Sunday, January 24, 2010

Feeling McCoy Ornery

Some days, my prescription anti-depressants just don't work, and my slight mania takes over.  It's kinda fun, so I'm not complaining.  But I feel like doing radical things now:  things like going into Son #2's room and screaming, "Wake up now you little shit" for no good reason.  I sometimes feel like howling at the moon, or like making love all day.

Of course, I don't ACT on these urges....they just exist.  That's why I'm only cyclothymic and not fully bipolar.  But I think the McCoy gene doesn't help much.  Seriously, all my McCoy relatives are ornery and not quite right.  I've spoken of this previously, and even included proof that we are insane in a previous entry. 

For example, right now I am investigating two web sites:  deathswitch.com and slightlymorbid.com.  These sites offer you a way to reach out from beyond the grave and let your online friends know you have died, or lets your coworkers know important passwords, etc.  I find this fascinating;  I have made many friends online who I would miss if they suddenly disappeared.  Seems weird, but this is the Information Age, peeples, so get with the program.
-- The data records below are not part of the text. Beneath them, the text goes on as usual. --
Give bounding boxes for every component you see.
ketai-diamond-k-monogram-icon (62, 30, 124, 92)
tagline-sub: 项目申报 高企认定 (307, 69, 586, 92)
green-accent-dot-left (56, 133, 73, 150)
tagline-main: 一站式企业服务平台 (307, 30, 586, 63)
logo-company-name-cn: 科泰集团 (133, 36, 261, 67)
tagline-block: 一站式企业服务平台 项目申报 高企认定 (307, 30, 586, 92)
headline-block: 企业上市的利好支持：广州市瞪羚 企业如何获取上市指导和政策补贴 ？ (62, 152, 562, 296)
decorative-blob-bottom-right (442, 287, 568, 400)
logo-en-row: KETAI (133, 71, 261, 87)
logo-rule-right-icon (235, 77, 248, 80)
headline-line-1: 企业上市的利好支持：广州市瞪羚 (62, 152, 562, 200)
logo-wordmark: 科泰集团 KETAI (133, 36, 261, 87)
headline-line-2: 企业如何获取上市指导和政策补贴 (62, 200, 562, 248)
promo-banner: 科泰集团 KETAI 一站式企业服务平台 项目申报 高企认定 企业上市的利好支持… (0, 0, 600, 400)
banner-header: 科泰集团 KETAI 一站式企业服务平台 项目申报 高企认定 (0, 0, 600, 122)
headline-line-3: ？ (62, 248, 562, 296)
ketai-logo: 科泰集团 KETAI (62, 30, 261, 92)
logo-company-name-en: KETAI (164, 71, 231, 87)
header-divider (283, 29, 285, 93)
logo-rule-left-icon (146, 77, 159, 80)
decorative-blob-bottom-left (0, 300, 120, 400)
So, call it what you may, but I am definitely feeling McCoy ornery today.  Maybe I should go visit my Grandpa McCoy, who is having a very tough time after Grandma's death.  He misses his life partner.  We never had a funeral for her, and it got too cold to spread her ashes over the lake or to bury the cremains, so I feel like I have no closure there.   We need a good old fashioned Irish wake -- where we can all get together and get down and dysfunctional. 

Or maybe I'll just go back to that making love all day idea.